Marriage, however, changes things.
Article 68 of the Family Code stipulates: “The husband and wife are obliged to live together, observe mutual love, respect and fidelity, and render mutual help and support.”
Fidelity is the key word here.
A few days ago, the House Committee on Women and Gender Equality endorsed for plenary action a bill punishing sexual infidelity by married persons. House Bill 5734, entitled “An Act Defining the Crime of Sexual Infidelity, proposes to penalize men and women should they engage in sexual intercourse with people other than their spouses.
Previous Congresses introduced similar legislation, all of which intended to redress the gender imbalance found in current laws that pertain to marital infidelity.
Specifically, article 333 of the Revised Penal Code defines adultery as a crime that can be committed only by a married woman when she has sexual intercourse with a man other than her husband. However, a married man can never be charged with adultery regardless of the number of his one-night stands; he can only be charged with concubinage under article 334 of the RPC should he (1) keep a mistress in the conjugal dwelling; or (2) bang a woman not his wife under scandalous circumstances; or (3) co-habit with such a woman in some other place.
Lawyers agree that concubinage is much harder to prove than adultery because the latter requires only a single instance, whereas concubinage implies, especially in circumstances 1 and 3, a sort of continuing arrangement.
Not only that: adultery is punished more heavily than concubinage. Adultery is punishable by imprisonment of two years, four months and 1 day to six years; in contrast, concubinage is punishable by imprisonment of six months and one day to four years and two months.
The difference in treatment is often justified by the argument that a wife’s secret infidelity may introduce illegitimate children into a union and that no man should be obliged to support a child not his own. Like most flawed arguments, this one sounds perfectly reasonable except that when a man fathers an illegitimate child, good luck expecting him to support said spawn, in which case we can ask, where’s the logic in that?

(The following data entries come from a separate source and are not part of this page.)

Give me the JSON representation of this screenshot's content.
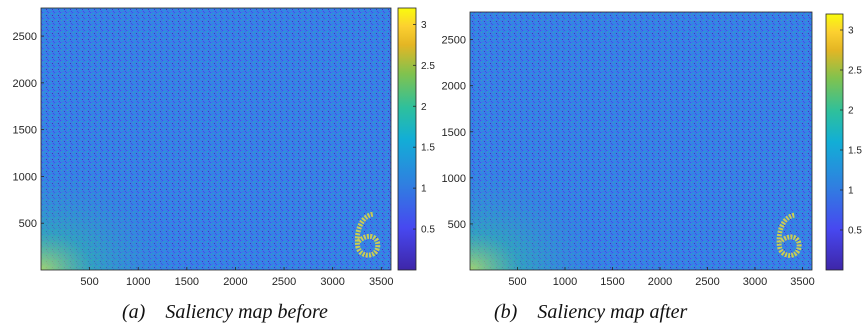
{
  "colors": {
    "low": "#3e26a8",
    "mid": "#2f80e0",
    "high": "#f9fb0e",
    "frame": "#262626"
  },
  "chart_data": [
    {
      "type": "heatmap",
      "panel": "a",
      "caption": "(a)    Saliency map before",
      "xlim": [
        0,
        3600
      ],
      "ylim": [
        0,
        2800
      ],
      "xticks": [
        500,
        1000,
        1500,
        2000,
        2500,
        3000,
        3500
      ],
      "yticks": [
        500,
        1000,
        1500,
        2000,
        2500
      ],
      "colorbar": {
        "range": [
          0,
          3.2
        ],
        "ticks": [
          "0.5",
          "1",
          "1.5",
          "2",
          "2.5",
          "3"
        ]
      }
    },
    {
      "type": "heatmap",
      "panel": "b",
      "caption": "(b)    Saliency map after",
      "xlim": [
        0,
        3600
      ],
      "ylim": [
        0,
        2800
      ],
      "xticks": [
        500,
        1000,
        1500,
        2000,
        2500,
        3000,
        3500
      ],
      "yticks": [
        500,
        1000,
        1500,
        2000,
        2500
      ],
      "colorbar": {
        "range": [
          0,
          3.2
        ],
        "ticks": [
          "0.5",
          "1",
          "1.5",
          "2",
          "2.5",
          "3"
        ]
      }
    }
  ]
}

But the law isn’t always logical -- or fair -- particularly old laws like the Revised Penal Code, which took effect 80 years ago. Though there have been attempts to correct the inequity, notably the Anti-Violence Against Women and their Children Act of 2004, which declares “marital infidelity” as a form of psychological abuse, the gender bias remains intact.

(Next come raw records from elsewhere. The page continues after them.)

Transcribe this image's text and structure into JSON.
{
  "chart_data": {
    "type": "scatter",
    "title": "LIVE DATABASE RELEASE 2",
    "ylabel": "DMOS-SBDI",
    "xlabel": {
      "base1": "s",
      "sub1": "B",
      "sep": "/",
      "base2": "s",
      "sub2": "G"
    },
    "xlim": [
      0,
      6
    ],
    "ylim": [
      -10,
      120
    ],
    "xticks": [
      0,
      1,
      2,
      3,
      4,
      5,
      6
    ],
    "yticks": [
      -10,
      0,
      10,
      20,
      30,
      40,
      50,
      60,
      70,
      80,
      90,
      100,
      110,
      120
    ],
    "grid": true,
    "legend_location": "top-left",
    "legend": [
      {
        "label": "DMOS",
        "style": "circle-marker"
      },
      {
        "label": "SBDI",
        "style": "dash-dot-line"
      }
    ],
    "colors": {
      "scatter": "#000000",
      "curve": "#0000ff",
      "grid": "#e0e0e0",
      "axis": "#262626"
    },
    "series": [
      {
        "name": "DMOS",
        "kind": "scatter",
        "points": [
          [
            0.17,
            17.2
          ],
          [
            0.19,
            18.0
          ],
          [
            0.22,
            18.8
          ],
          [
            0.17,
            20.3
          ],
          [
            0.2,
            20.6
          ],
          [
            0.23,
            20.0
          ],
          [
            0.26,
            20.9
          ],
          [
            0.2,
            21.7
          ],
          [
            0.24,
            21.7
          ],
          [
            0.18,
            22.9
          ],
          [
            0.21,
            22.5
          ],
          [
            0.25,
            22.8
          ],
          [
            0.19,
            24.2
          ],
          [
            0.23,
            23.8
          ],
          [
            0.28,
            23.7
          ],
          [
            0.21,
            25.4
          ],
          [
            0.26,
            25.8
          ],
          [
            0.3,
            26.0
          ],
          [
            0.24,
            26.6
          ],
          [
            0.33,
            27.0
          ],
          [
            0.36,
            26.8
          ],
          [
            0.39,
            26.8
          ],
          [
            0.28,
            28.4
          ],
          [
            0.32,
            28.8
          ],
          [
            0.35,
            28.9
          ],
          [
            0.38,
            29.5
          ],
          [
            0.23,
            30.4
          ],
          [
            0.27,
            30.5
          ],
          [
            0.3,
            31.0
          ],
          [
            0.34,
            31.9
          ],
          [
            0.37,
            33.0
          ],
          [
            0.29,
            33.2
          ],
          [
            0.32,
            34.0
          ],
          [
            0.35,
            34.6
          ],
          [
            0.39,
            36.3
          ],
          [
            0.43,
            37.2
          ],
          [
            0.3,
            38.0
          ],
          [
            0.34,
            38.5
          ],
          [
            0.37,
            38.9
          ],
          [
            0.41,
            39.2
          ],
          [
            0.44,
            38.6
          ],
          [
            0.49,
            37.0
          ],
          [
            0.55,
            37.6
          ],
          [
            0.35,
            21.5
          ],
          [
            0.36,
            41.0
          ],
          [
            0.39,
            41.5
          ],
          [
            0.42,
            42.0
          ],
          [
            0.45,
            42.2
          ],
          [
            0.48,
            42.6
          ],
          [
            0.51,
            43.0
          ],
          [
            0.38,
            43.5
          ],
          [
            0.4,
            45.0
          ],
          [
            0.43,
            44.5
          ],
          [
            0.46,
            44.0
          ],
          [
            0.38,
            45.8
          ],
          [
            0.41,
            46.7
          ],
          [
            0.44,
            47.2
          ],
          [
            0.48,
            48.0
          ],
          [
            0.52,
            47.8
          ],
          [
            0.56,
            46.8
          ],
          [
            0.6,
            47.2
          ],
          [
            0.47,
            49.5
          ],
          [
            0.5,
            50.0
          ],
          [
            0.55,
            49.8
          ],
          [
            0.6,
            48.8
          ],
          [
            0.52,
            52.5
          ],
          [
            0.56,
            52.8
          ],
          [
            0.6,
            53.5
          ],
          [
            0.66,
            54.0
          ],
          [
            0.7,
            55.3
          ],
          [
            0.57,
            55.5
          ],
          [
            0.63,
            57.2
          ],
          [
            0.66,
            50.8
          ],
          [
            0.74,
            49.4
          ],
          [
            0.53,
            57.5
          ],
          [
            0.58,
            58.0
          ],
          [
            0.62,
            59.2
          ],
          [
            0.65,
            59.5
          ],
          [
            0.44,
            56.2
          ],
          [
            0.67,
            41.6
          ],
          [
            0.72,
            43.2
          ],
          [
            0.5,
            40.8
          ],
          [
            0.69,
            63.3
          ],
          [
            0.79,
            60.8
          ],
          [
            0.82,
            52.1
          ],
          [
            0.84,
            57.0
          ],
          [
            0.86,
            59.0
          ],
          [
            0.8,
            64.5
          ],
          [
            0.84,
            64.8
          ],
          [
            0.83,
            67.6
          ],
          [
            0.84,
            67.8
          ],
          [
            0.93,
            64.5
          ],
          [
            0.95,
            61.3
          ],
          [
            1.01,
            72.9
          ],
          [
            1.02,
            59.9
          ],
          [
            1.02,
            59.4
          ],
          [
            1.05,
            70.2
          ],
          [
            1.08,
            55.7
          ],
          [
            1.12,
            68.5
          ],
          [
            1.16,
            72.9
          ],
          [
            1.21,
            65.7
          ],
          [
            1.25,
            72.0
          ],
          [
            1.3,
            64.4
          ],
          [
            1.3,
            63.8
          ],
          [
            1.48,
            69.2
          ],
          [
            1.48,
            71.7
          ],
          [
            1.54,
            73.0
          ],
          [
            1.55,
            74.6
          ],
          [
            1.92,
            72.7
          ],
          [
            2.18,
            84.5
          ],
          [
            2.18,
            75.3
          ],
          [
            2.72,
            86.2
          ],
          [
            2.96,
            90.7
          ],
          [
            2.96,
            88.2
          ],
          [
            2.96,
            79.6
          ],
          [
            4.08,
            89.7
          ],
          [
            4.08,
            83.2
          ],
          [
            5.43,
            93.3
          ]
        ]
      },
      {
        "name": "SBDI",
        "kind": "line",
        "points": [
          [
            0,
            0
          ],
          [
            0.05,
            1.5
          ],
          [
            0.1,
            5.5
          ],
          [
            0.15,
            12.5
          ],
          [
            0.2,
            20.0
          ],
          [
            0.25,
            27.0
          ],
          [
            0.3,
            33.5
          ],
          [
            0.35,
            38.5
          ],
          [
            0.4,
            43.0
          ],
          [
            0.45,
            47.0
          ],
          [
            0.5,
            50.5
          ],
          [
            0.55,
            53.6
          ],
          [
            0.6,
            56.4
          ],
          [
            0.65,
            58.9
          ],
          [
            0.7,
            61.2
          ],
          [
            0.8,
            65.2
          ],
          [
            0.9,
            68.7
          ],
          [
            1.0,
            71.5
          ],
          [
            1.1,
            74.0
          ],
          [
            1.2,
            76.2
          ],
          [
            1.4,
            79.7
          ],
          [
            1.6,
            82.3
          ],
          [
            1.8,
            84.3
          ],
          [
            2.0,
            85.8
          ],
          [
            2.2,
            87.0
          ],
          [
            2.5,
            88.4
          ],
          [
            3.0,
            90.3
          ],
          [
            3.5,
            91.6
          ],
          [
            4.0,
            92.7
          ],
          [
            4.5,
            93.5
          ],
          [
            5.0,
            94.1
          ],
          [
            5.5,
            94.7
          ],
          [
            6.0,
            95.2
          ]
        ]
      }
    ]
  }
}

I’ve long suspected that the laws on adultery and concubinage are constitutionally infirm on the ground that they offend the equal protection clause, but so far, no constitutional challenge has been lodged against them.
And now here comes HB 5734, which seeks to declare that what is lethal for the goose should be equally lethal for the gander.

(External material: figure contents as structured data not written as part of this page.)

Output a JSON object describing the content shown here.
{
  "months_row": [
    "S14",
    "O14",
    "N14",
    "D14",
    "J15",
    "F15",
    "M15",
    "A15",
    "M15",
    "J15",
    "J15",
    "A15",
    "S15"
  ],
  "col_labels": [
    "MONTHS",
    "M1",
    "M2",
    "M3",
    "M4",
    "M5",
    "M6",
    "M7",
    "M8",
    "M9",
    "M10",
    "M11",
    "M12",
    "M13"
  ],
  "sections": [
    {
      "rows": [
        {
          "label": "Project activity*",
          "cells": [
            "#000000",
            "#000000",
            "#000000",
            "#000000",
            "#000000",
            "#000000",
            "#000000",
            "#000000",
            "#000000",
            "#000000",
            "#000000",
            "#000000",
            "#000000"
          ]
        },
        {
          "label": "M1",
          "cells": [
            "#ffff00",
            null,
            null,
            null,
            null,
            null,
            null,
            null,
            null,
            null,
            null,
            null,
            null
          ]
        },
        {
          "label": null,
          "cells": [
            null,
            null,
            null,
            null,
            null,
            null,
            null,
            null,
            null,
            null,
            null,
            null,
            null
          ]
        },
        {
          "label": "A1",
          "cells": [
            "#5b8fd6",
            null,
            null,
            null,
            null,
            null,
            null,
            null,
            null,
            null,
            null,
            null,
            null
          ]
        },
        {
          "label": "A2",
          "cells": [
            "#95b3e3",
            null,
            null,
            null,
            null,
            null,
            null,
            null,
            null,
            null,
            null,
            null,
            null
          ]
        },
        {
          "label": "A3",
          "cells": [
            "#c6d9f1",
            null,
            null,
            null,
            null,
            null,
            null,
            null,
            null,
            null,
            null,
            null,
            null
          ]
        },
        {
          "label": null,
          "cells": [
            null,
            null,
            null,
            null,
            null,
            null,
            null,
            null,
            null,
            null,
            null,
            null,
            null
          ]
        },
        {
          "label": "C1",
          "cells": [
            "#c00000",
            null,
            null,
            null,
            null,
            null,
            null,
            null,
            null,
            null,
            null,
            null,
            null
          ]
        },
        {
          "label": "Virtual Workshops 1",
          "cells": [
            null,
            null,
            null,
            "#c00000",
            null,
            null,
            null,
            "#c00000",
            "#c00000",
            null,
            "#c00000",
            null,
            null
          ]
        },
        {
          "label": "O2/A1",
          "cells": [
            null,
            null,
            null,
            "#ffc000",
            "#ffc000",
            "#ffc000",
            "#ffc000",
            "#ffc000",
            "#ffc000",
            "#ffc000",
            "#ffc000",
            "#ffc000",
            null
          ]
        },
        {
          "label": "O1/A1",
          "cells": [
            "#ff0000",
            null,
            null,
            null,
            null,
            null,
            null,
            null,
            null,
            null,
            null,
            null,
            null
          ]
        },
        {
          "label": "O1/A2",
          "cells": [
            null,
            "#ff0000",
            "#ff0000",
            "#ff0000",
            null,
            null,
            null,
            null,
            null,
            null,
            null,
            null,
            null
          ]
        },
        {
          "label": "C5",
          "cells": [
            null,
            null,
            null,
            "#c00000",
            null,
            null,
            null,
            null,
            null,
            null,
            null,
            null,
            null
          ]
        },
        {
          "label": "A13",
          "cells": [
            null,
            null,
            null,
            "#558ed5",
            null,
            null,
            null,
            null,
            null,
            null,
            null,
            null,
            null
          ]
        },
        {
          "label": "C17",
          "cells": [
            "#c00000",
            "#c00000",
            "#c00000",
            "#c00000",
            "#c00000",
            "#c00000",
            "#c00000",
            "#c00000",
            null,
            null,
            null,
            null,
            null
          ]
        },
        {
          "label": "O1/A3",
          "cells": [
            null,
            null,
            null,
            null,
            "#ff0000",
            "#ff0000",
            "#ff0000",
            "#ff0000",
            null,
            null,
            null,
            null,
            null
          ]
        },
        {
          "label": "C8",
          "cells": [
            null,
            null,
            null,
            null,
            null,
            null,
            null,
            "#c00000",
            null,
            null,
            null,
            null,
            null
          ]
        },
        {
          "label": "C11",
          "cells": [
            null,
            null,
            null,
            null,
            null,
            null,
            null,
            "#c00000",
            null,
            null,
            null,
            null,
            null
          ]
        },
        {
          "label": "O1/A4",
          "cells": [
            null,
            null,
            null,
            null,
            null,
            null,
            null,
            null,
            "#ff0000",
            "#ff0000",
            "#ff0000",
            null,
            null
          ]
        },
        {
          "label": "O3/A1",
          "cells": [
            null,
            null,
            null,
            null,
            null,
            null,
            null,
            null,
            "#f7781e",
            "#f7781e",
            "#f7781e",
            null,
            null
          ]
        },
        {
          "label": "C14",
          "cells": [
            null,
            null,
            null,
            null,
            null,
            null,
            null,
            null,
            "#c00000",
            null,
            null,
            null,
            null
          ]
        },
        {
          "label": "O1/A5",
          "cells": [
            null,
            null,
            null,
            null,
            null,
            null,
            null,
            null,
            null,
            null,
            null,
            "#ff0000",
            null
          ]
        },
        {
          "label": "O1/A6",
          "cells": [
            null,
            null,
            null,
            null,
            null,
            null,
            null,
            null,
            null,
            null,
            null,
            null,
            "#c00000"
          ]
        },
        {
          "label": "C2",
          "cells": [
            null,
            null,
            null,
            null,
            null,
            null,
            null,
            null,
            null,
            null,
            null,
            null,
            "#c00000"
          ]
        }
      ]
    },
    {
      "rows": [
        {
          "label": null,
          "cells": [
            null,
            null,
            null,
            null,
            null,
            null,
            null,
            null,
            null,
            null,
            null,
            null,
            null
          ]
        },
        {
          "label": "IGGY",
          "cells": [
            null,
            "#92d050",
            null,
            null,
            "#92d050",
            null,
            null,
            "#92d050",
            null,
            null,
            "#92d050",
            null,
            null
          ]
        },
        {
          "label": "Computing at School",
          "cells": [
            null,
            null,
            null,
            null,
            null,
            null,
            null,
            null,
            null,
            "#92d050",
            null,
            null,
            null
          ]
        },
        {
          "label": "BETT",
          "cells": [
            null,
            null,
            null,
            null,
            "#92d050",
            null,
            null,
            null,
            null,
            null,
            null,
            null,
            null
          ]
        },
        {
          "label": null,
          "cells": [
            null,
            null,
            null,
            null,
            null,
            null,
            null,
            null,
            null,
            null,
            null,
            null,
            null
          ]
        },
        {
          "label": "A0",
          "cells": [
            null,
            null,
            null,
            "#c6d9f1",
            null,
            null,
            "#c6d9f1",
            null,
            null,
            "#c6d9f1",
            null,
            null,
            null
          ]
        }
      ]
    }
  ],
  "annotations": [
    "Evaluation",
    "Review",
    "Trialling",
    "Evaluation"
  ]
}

The wisdom behind laws is usually beyond anybody’s power to question, including the Supreme Court’s, but I think it’s a far simpler matter to seek the pronouncement of unconstitutionality of articles 333 and 334 rather than seek to pass new legislation, a circuitous and time-consuming process.
But apart from that, it’s useless to penalize extramarital infidelity even for the laudable purpose of supposedly equalizing how the law treats men and women.
Wouldn’t the purpose be better served by de-criminalizing marital infidelity altogether?
When something is de-criminalized, it doesn’t mean that the government is sanctioning the act or encouraging it, or in the case of adultery, that it is fomenting the destruction of the Filipino family.
People will cheat regardless of what the law says.
The fact is this: laws do not break up families; people do.